The most valuable lesson I learned from Hey Arnold is that it’s okay to punch mouth breathers in the face.
Don’t wait for later to eat the cake. Do it now, before another mammal of your household finds it
[dog paws your leg when you stop stroking his head]
1st time: “aww cuuuute”
2nd time: “ha okay”
3rd time: “i am trapped in a nightmare”
House arrest? Some people are so freaking lucky!
Considering “Thank You” cards are a thing, I’m going to invent “No, thank YOU!” cards and people will send them back and forth forever.
Me: I made you a CD.
Coworker: This says songs you hate for the people you hate.
You may be the stupidest person I’ve ever met. And I’ve met me
me: [slides bank teller a note]
bank teller: what’s a “roblery”
Establish dominance over your children by whining louder
Amazon Review: Fine tooth comb
★ ☆ ☆ ☆ ☆
Comb doesn’t work.

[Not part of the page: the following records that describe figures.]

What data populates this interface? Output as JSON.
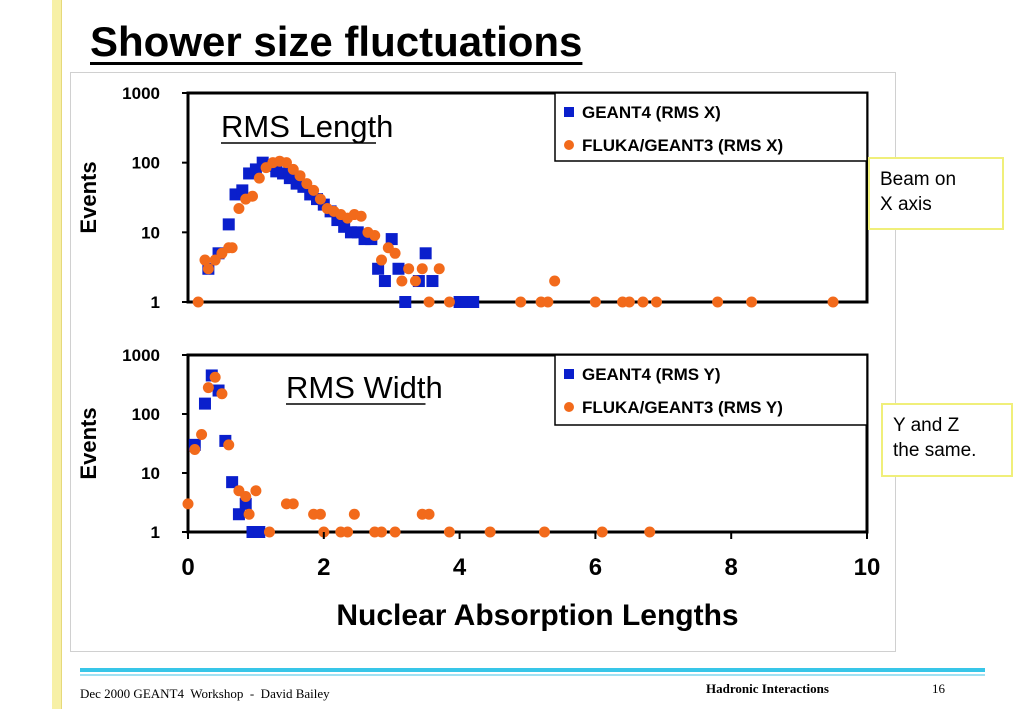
{
  "slide": {
    "title": "Shower size fluctuations",
    "footer_left": "Dec 2000 GEANT4  Workshop  -  David Bailey",
    "footer_center": "Hadronic Interactions",
    "page_number": "16"
  },
  "notes": {
    "beam_axis": "Beam on\nX axis",
    "same": "Y and Z\nthe same."
  },
  "colors": {
    "geant4": "#0a1fcc",
    "fluka": "#f26a1b",
    "note_border": "#f0ef7a",
    "footer_line": "#38c6e8"
  },
  "shared_xlabel": "Nuclear Absorption Lengths",
  "chart_data": [
    {
      "type": "scatter",
      "title": "RMS Length",
      "xlabel": "Nuclear Absorption Lengths",
      "ylabel": "Events",
      "xlim": [
        0,
        10
      ],
      "ylim": [
        1,
        1000
      ],
      "y_scale": "log",
      "y_ticks": [
        "1",
        "10",
        "100",
        "1000"
      ],
      "x_ticks": [
        "0",
        "2",
        "4",
        "6",
        "8",
        "10"
      ],
      "legend_position": "top-right",
      "series": [
        {
          "name": "GEANT4 (RMS X)",
          "marker": "square",
          "color": "#0a1fcc",
          "points": [
            [
              0.3,
              3
            ],
            [
              0.45,
              5
            ],
            [
              0.6,
              13
            ],
            [
              0.7,
              35
            ],
            [
              0.8,
              40
            ],
            [
              0.9,
              70
            ],
            [
              1.0,
              80
            ],
            [
              1.1,
              100
            ],
            [
              1.2,
              90
            ],
            [
              1.3,
              75
            ],
            [
              1.4,
              70
            ],
            [
              1.5,
              60
            ],
            [
              1.6,
              50
            ],
            [
              1.7,
              45
            ],
            [
              1.8,
              35
            ],
            [
              1.9,
              30
            ],
            [
              2.0,
              25
            ],
            [
              2.1,
              20
            ],
            [
              2.2,
              15
            ],
            [
              2.3,
              12
            ],
            [
              2.4,
              10
            ],
            [
              2.5,
              10
            ],
            [
              2.6,
              8
            ],
            [
              2.7,
              8
            ],
            [
              2.8,
              3
            ],
            [
              2.9,
              2
            ],
            [
              3.0,
              8
            ],
            [
              3.1,
              3
            ],
            [
              3.2,
              1
            ],
            [
              3.4,
              2
            ],
            [
              3.5,
              5
            ],
            [
              3.6,
              2
            ],
            [
              4.0,
              1
            ],
            [
              4.1,
              1
            ],
            [
              4.2,
              1
            ]
          ]
        },
        {
          "name": "FLUKA/GEANT3 (RMS X)",
          "marker": "circle",
          "color": "#f26a1b",
          "points": [
            [
              0.15,
              1
            ],
            [
              0.25,
              4
            ],
            [
              0.3,
              3
            ],
            [
              0.4,
              4
            ],
            [
              0.5,
              5
            ],
            [
              0.6,
              6
            ],
            [
              0.65,
              6
            ],
            [
              0.75,
              22
            ],
            [
              0.85,
              30
            ],
            [
              0.95,
              33
            ],
            [
              1.05,
              60
            ],
            [
              1.15,
              85
            ],
            [
              1.25,
              100
            ],
            [
              1.35,
              105
            ],
            [
              1.45,
              100
            ],
            [
              1.55,
              80
            ],
            [
              1.65,
              65
            ],
            [
              1.75,
              50
            ],
            [
              1.85,
              40
            ],
            [
              1.95,
              30
            ],
            [
              2.05,
              22
            ],
            [
              2.15,
              20
            ],
            [
              2.25,
              18
            ],
            [
              2.35,
              16
            ],
            [
              2.45,
              18
            ],
            [
              2.55,
              17
            ],
            [
              2.65,
              10
            ],
            [
              2.75,
              9
            ],
            [
              2.85,
              4
            ],
            [
              2.95,
              6
            ],
            [
              3.05,
              5
            ],
            [
              3.15,
              2
            ],
            [
              3.25,
              3
            ],
            [
              3.35,
              2
            ],
            [
              3.45,
              3
            ],
            [
              3.55,
              1
            ],
            [
              3.7,
              3
            ],
            [
              3.85,
              1
            ],
            [
              4.9,
              1
            ],
            [
              5.2,
              1
            ],
            [
              5.3,
              1
            ],
            [
              5.4,
              2
            ],
            [
              6.0,
              1
            ],
            [
              6.4,
              1
            ],
            [
              6.5,
              1
            ],
            [
              6.7,
              1
            ],
            [
              6.9,
              1
            ],
            [
              7.8,
              1
            ],
            [
              8.3,
              1
            ],
            [
              9.5,
              1
            ]
          ]
        }
      ]
    },
    {
      "type": "scatter",
      "title": "RMS Width",
      "xlabel": "Nuclear Absorption Lengths",
      "ylabel": "Events",
      "xlim": [
        0,
        10
      ],
      "ylim": [
        1,
        1000
      ],
      "y_scale": "log",
      "y_ticks": [
        "1",
        "10",
        "100",
        "1000"
      ],
      "x_ticks": [
        "0",
        "2",
        "4",
        "6",
        "8",
        "10"
      ],
      "legend_position": "top-right",
      "series": [
        {
          "name": "GEANT4 (RMS Y)",
          "marker": "square",
          "color": "#0a1fcc",
          "points": [
            [
              0.1,
              30
            ],
            [
              0.25,
              150
            ],
            [
              0.35,
              450
            ],
            [
              0.45,
              250
            ],
            [
              0.55,
              35
            ],
            [
              0.65,
              7
            ],
            [
              0.75,
              2
            ],
            [
              0.85,
              3
            ],
            [
              0.95,
              1
            ],
            [
              1.05,
              1
            ]
          ]
        },
        {
          "name": "FLUKA/GEANT3 (RMS Y)",
          "marker": "circle",
          "color": "#f26a1b",
          "points": [
            [
              0.0,
              3
            ],
            [
              0.1,
              25
            ],
            [
              0.2,
              45
            ],
            [
              0.3,
              280
            ],
            [
              0.4,
              420
            ],
            [
              0.5,
              220
            ],
            [
              0.6,
              30
            ],
            [
              0.75,
              5
            ],
            [
              0.85,
              4
            ],
            [
              0.9,
              2
            ],
            [
              1.0,
              5
            ],
            [
              1.2,
              1
            ],
            [
              1.45,
              3
            ],
            [
              1.55,
              3
            ],
            [
              1.85,
              2
            ],
            [
              1.95,
              2
            ],
            [
              2.0,
              1
            ],
            [
              2.25,
              1
            ],
            [
              2.35,
              1
            ],
            [
              2.45,
              2
            ],
            [
              2.75,
              1
            ],
            [
              2.85,
              1
            ],
            [
              3.05,
              1
            ],
            [
              3.45,
              2
            ],
            [
              3.55,
              2
            ],
            [
              3.85,
              1
            ],
            [
              4.45,
              1
            ],
            [
              5.25,
              1
            ],
            [
              6.1,
              1
            ],
            [
              6.8,
              1
            ]
          ]
        }
      ]
    }
  ]
}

My teeth are still messed up. One star.
My kids keep asking for a cat, so tonight we’re watching Pet Cemetery.
‘I’ve been a very naughty girl!’ she said, licking her lips, ‘I need to be punished . . .’
So he invited his mother to stay for Christmas.
[shipwreck diary]
Day 32: a plane flew over last night but I fired the only flare on day 5 to celebrate my first solid shit in over a week
[Chased by cops on foot]
*Turns corner and lays DVD of The Notebook on floor**Cops get lost in Ryan Gosling’s eyes*
*Makes clean getaway*
Don’t believe what others say about you, they know nothing. For example, in 4th grade my teacher said I was going to grow up and be successful and she was wrong on both accounts
Hell hath no fury like a toddler that sets down their popsicle and then comes back 20 minutes later to get it.
I hate restaurants where they won’t let you bring your own mariachi band.
If you ask me to give you a ride anywhere on less than 2 hours notice, you’re gonna be sitting in a pile of empty soda bottles and chip bags.